An entire
community converged upon a tiny Baptist church in the village of Salisbury,
Dominica, one sunny April day in 1993. They came to see the mouth of a man who
made them laugh, who dominated their conversations, who sold them bread, who bought
their agricultural products for resale, finally silenced in death. People of
all stripes of life lined that white bungalow, bringing their memories of my
father with them: one brother from Antigua, another from England, my mother from
New York, business associates, religious friends,
customs’ officers, relatives, neighbors, the community. From far and near, from villages and towns they
came, packing the church and spilling into its yard, determined to have the
last word.
In that village of
about two thousand people, my three brothers and sister eulogized my seventy-three
year old father.
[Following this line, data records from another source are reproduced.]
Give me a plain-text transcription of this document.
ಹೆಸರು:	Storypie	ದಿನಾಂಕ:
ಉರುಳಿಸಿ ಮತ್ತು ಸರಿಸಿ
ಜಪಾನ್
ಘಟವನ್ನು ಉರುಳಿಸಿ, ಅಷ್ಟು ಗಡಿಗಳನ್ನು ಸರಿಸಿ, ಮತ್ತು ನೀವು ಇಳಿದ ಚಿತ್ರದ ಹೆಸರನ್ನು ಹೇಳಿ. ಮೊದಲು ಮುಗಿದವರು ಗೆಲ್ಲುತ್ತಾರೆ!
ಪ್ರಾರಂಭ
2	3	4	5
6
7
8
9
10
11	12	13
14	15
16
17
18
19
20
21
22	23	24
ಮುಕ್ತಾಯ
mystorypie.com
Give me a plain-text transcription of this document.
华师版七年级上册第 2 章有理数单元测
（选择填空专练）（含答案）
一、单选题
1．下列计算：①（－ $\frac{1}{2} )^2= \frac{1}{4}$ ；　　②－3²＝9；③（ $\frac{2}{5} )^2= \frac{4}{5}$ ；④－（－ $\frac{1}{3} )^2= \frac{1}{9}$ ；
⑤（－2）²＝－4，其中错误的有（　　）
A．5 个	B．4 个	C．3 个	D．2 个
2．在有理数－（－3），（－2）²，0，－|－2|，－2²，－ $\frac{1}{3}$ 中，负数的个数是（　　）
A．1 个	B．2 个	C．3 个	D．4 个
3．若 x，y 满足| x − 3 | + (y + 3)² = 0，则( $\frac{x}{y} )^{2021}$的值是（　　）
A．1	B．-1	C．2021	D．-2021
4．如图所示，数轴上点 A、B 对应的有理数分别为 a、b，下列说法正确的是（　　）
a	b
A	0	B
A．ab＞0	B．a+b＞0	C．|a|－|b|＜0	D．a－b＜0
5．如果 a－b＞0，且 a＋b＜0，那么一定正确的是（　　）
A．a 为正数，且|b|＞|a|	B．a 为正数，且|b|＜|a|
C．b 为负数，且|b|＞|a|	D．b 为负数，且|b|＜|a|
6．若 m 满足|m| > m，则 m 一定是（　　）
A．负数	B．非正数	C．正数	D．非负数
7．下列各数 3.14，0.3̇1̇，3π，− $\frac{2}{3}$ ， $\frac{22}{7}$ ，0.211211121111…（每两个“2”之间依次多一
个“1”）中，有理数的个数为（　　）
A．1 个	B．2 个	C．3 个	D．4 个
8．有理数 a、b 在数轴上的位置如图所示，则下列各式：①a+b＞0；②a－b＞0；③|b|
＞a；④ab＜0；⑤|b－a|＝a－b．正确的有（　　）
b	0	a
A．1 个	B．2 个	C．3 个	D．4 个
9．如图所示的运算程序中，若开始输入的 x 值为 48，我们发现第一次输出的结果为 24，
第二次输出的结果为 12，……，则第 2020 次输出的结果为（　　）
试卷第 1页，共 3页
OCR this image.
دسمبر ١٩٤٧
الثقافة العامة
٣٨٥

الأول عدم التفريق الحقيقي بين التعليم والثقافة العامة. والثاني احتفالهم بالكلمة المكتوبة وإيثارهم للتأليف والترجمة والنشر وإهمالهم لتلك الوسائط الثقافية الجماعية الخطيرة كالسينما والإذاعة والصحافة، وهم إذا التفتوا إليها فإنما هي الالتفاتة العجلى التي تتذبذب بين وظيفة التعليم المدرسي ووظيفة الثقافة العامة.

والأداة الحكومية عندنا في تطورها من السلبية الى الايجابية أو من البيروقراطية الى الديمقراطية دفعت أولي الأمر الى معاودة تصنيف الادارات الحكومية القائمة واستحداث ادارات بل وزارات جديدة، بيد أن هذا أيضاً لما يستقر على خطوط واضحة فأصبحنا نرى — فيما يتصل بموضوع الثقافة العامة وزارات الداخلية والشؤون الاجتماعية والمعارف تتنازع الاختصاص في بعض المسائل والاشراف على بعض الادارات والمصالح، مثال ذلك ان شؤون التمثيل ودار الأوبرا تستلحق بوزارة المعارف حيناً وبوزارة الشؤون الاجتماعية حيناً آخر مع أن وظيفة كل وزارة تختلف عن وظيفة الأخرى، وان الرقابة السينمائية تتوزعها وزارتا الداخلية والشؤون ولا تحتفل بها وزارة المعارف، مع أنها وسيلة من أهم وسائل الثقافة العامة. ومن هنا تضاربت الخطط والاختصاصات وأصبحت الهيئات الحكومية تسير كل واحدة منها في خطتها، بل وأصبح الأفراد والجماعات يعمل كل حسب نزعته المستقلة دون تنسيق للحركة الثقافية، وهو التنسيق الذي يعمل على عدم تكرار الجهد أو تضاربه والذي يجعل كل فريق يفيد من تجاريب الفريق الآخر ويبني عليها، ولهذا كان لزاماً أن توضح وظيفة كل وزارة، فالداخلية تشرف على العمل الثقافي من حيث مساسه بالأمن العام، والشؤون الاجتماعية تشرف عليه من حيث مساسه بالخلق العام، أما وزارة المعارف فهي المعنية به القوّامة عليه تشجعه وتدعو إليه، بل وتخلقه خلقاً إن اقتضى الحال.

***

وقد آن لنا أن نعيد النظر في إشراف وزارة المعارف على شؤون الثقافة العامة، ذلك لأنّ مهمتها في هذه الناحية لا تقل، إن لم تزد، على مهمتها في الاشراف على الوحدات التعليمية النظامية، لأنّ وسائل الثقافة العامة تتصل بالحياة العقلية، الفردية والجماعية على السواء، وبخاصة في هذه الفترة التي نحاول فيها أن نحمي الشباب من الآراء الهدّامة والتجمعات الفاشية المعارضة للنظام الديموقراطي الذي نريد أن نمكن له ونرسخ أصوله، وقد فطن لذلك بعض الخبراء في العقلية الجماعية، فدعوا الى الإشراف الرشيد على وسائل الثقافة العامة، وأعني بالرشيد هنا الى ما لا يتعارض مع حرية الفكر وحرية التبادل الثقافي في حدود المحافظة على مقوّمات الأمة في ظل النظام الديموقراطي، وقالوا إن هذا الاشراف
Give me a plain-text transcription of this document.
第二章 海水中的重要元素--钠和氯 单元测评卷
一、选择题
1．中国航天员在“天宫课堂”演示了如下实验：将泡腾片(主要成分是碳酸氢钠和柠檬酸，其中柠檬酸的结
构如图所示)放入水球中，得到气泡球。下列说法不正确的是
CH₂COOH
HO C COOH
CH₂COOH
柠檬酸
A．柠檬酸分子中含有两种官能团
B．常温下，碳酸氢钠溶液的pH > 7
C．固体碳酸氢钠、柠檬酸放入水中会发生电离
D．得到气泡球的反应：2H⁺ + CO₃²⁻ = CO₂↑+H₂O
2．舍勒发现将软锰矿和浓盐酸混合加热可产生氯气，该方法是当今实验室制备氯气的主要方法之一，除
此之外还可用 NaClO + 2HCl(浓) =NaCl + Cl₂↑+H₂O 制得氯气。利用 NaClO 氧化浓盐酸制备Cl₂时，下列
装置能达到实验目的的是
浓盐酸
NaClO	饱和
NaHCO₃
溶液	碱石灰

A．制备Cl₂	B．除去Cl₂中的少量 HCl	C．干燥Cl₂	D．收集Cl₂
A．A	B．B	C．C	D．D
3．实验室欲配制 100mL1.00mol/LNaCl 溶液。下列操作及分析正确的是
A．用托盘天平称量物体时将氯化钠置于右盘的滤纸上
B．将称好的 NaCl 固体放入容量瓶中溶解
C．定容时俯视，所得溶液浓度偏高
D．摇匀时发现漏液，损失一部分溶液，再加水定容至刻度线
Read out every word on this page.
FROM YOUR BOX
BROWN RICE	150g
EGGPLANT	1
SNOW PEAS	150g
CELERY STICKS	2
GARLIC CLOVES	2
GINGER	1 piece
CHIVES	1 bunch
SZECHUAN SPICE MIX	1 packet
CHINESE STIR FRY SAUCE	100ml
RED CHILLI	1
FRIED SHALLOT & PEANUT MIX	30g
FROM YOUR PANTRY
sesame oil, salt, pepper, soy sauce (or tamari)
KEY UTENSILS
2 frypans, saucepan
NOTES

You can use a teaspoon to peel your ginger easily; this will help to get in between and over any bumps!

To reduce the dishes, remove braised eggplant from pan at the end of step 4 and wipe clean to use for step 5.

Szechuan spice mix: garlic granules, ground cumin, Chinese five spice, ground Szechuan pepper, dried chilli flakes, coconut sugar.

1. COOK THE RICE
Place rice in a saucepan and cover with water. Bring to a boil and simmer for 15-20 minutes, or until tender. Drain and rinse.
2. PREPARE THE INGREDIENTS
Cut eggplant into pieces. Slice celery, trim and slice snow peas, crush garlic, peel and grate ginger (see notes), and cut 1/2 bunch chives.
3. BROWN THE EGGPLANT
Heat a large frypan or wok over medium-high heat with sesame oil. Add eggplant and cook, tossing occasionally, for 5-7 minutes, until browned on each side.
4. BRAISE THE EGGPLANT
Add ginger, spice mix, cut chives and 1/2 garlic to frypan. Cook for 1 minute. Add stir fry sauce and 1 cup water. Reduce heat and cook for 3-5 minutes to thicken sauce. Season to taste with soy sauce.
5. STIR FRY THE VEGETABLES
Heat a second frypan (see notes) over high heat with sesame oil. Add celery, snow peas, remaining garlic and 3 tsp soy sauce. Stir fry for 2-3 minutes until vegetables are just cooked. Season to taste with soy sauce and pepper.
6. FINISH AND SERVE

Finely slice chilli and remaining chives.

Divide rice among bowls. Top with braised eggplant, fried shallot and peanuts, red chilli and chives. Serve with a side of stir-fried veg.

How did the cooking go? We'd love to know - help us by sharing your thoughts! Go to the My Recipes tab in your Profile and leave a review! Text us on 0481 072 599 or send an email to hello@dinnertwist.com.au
They said that whenever
he came from the family garden he first divided his ground provisions and then
religiously sent his children to distribute to our neighbors. They shared that when he shopped, he always
got exactly what he wanted: the biggest head
of fish, the leanest cut of beef or the firmest ripe fruit. They remembered how he made fun of himself and
had everybody that came to buy his bread, laughing. They said that he insisted that his children
never steal, and commanded us to return
the limes we sometimes stole back to the owner’s farm. They revealed how he made his children bring
back the extra change that the shopkeepers sometimes mistakenly gave us when we
bought groceries. And they troubled my
father’s ears with the gospel songs he often made us helpless children sing at
his house church every Sunday.
But I was not there. I was not at the funeral. And it hurt. It hurt that I was not there to forgive my father
in person for the times he called me monkey and stupid when I did not knead the
dough the way he wanted me to, and when he said I was worse than a prostitute
when I spoke to boys while I was still a virgin. It hurt that I could not tell my father I
forgive him because as an adult I finally understood he cared about me even
though he used the twisted means he knew how to protect me from what he thought
were the ravages of youth. It hurt that I
could not tell my father’s silent ears that I had picked up the phone numerous times
to forgive him but was afraid to speak into his open ears. It hurt that I had lost the last chance to
let my father know that I needed to hear him say, even once, that he loved me.
Will my father ever
know about the letters of forgiveness I wrote him, in my mind, before he died?